Tax breaks for retirement plans should benefit more people

Tax breaks for retirement plans should benefit more people


By Jane Smith

The tax law enacted in December 2017 generated much discussion about “tax breaks” – who benefits from them and whether those benefits are distributed fairly. While most people are familiar with tax breaks such as the home mortgage interest deduction, there is less awareness of the tax breaks for retirement plans, and their impact on federal revenues and programs.

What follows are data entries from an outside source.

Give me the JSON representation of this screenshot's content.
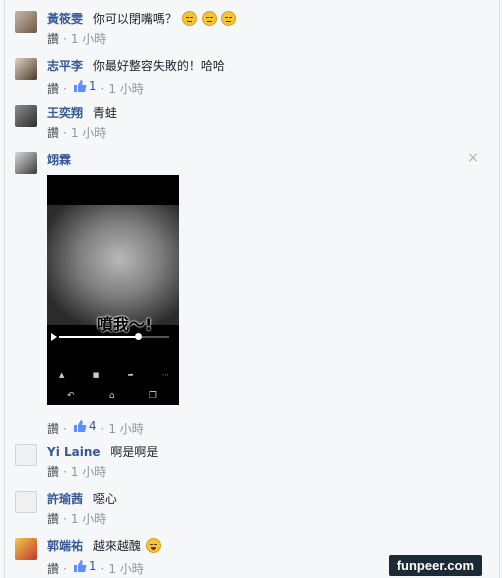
{
  "comments": [
    {
      "author": "黃筱雯",
      "text": "你可以閉嘴嗎？",
      "emoji_count": 3,
      "like": "讚",
      "time": "1 小時",
      "likes": ""
    },
    {
      "author": "志平李",
      "text": "你最好整容失敗的！哈哈",
      "like": "讚",
      "likes": "1",
      "time": "1 小時"
    },
    {
      "author": "王奕翔",
      "text": "青蛙",
      "like": "讚",
      "time": "1 小時",
      "likes": ""
    },
    {
      "author": "翊霖",
      "text": "",
      "like": "讚",
      "likes": "4",
      "time": "1 小時"
    },
    {
      "author": "Yi Laine",
      "text": "啊是啊是",
      "like": "讚",
      "time": "1 小時",
      "likes": ""
    },
    {
      "author": "許瑜茜",
      "text": "噁心",
      "like": "讚",
      "time": "1 小時",
      "likes": ""
    },
    {
      "author": "郭端祐",
      "text": "越來越醜",
      "like": "讚",
      "likes": "1",
      "time": "1 小時"
    }
  ],
  "video": {
    "caption": "噴我～!",
    "progress": 0.72
  },
  "close_glyph": "×",
  "dot": "·",
  "watermark": "funpeer.com",
  "colors": {
    "author": "#365899",
    "meta": "#90949c",
    "background": "#f6f7f9"
  }
}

Retirement plan participants benefit from tax breaks, which are officially called “tax expenditures.” The total estimated cost of retirement plan tax expenditures in fiscal year 2017 was between 193 and 207 billion dollars. The tax breaks for retirement
plans are among the largest federal tax expenditures.

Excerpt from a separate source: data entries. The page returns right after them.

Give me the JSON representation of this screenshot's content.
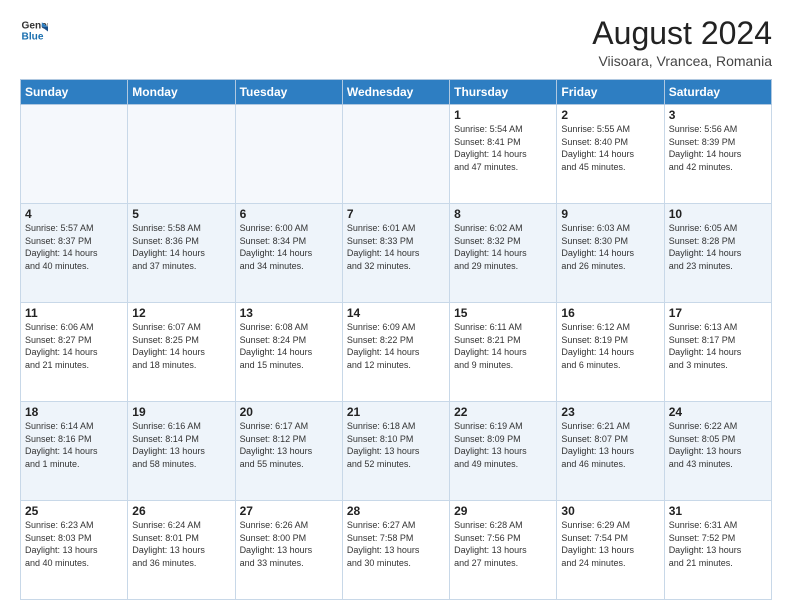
{
  "header": {
    "logo_line1": "General",
    "logo_line2": "Blue",
    "month": "August 2024",
    "location": "Viisoara, Vrancea, Romania"
  },
  "weekdays": [
    "Sunday",
    "Monday",
    "Tuesday",
    "Wednesday",
    "Thursday",
    "Friday",
    "Saturday"
  ],
  "weeks": [
    [
      {
        "day": "",
        "info": ""
      },
      {
        "day": "",
        "info": ""
      },
      {
        "day": "",
        "info": ""
      },
      {
        "day": "",
        "info": ""
      },
      {
        "day": "1",
        "info": "Sunrise: 5:54 AM\nSunset: 8:41 PM\nDaylight: 14 hours\nand 47 minutes."
      },
      {
        "day": "2",
        "info": "Sunrise: 5:55 AM\nSunset: 8:40 PM\nDaylight: 14 hours\nand 45 minutes."
      },
      {
        "day": "3",
        "info": "Sunrise: 5:56 AM\nSunset: 8:39 PM\nDaylight: 14 hours\nand 42 minutes."
      }
    ],
    [
      {
        "day": "4",
        "info": "Sunrise: 5:57 AM\nSunset: 8:37 PM\nDaylight: 14 hours\nand 40 minutes."
      },
      {
        "day": "5",
        "info": "Sunrise: 5:58 AM\nSunset: 8:36 PM\nDaylight: 14 hours\nand 37 minutes."
      },
      {
        "day": "6",
        "info": "Sunrise: 6:00 AM\nSunset: 8:34 PM\nDaylight: 14 hours\nand 34 minutes."
      },
      {
        "day": "7",
        "info": "Sunrise: 6:01 AM\nSunset: 8:33 PM\nDaylight: 14 hours\nand 32 minutes."
      },
      {
        "day": "8",
        "info": "Sunrise: 6:02 AM\nSunset: 8:32 PM\nDaylight: 14 hours\nand 29 minutes."
      },
      {
        "day": "9",
        "info": "Sunrise: 6:03 AM\nSunset: 8:30 PM\nDaylight: 14 hours\nand 26 minutes."
      },
      {
        "day": "10",
        "info": "Sunrise: 6:05 AM\nSunset: 8:28 PM\nDaylight: 14 hours\nand 23 minutes."
      }
    ],
    [
      {
        "day": "11",
        "info": "Sunrise: 6:06 AM\nSunset: 8:27 PM\nDaylight: 14 hours\nand 21 minutes."
      },
      {
        "day": "12",
        "info": "Sunrise: 6:07 AM\nSunset: 8:25 PM\nDaylight: 14 hours\nand 18 minutes."
      },
      {
        "day": "13",
        "info": "Sunrise: 6:08 AM\nSunset: 8:24 PM\nDaylight: 14 hours\nand 15 minutes."
      },
      {
        "day": "14",
        "info": "Sunrise: 6:09 AM\nSunset: 8:22 PM\nDaylight: 14 hours\nand 12 minutes."
      },
      {
        "day": "15",
        "info": "Sunrise: 6:11 AM\nSunset: 8:21 PM\nDaylight: 14 hours\nand 9 minutes."
      },
      {
        "day": "16",
        "info": "Sunrise: 6:12 AM\nSunset: 8:19 PM\nDaylight: 14 hours\nand 6 minutes."
      },
      {
        "day": "17",
        "info": "Sunrise: 6:13 AM\nSunset: 8:17 PM\nDaylight: 14 hours\nand 3 minutes."
      }
    ],
    [
      {
        "day": "18",
        "info": "Sunrise: 6:14 AM\nSunset: 8:16 PM\nDaylight: 14 hours\nand 1 minute."
      },
      {
        "day": "19",
        "info": "Sunrise: 6:16 AM\nSunset: 8:14 PM\nDaylight: 13 hours\nand 58 minutes."
      },
      {
        "day": "20",
        "info": "Sunrise: 6:17 AM\nSunset: 8:12 PM\nDaylight: 13 hours\nand 55 minutes."
      },
      {
        "day": "21",
        "info": "Sunrise: 6:18 AM\nSunset: 8:10 PM\nDaylight: 13 hours\nand 52 minutes."
      },
      {
        "day": "22",
        "info": "Sunrise: 6:19 AM\nSunset: 8:09 PM\nDaylight: 13 hours\nand 49 minutes."
      },
      {
        "day": "23",
        "info": "Sunrise: 6:21 AM\nSunset: 8:07 PM\nDaylight: 13 hours\nand 46 minutes."
      },
      {
        "day": "24",
        "info": "Sunrise: 6:22 AM\nSunset: 8:05 PM\nDaylight: 13 hours\nand 43 minutes."
      }
    ],
    [
      {
        "day": "25",
        "info": "Sunrise: 6:23 AM\nSunset: 8:03 PM\nDaylight: 13 hours\nand 40 minutes."
      },
      {
        "day": "26",
        "info": "Sunrise: 6:24 AM\nSunset: 8:01 PM\nDaylight: 13 hours\nand 36 minutes."
      },
      {
        "day": "27",
        "info": "Sunrise: 6:26 AM\nSunset: 8:00 PM\nDaylight: 13 hours\nand 33 minutes."
      },
      {
        "day": "28",
        "info": "Sunrise: 6:27 AM\nSunset: 7:58 PM\nDaylight: 13 hours\nand 30 minutes."
      },
      {
        "day": "29",
        "info": "Sunrise: 6:28 AM\nSunset: 7:56 PM\nDaylight: 13 hours\nand 27 minutes."
      },
      {
        "day": "30",
        "info": "Sunrise: 6:29 AM\nSunset: 7:54 PM\nDaylight: 13 hours\nand 24 minutes."
      },
      {
        "day": "31",
        "info": "Sunrise: 6:31 AM\nSunset: 7:52 PM\nDaylight: 13 hours\nand 21 minutes."
      }
    ]
  ]
}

Read our tax expenditures fact sheet

The reason for these tax breaks is to encourage saving for retirement. Although most workers earn Social Security benefits, these benefits alone are not enough for a secure retirement.

As a practical matter, all taxpayers pay for the tax breaks for retirement plans. If the government receives less money in taxes, that money is not available to pay for other programs and services. The lost revenue also contributes to the federal deficit.

Although many people benefit from the tax breaks for retirement plans, many others cannot benefit because they don’t have the opportunity to join an employer plan or cannot afford to put aside money for retirement. Only 54% of workers participated in a retirement plan at work in 2017 and 30% of workers did not even have access to a workplace retirement plan.

Moreover, the landscape of retirement plans has shifted from the predominance of pension plans, which benefitted almost everyone in a specific class of workers, to 401(k)-type retirement savings plans that usually only benefit those employees who can afford to make contributions. The benefits are typically greater for those who can afford to contribute the most.

At the Pension Rights Center we think that using tax incentives as a carrot to encourage employers to set up plans and to encourage employees to contribute to plans is an ingenious concept. But it only makes sense if the system is made fairer so that many more people get the benefits of these tax breaks.

In an October 2017 Report to Congress, “The Nation’s Retirement System: A Comprehensive Re-evaluation is Needed to Better Promote Future Retirement Security,” the Government Accountability Office recommended establishment of an independent commission to study the U.S. retirement system. This may be an idea whose time has come.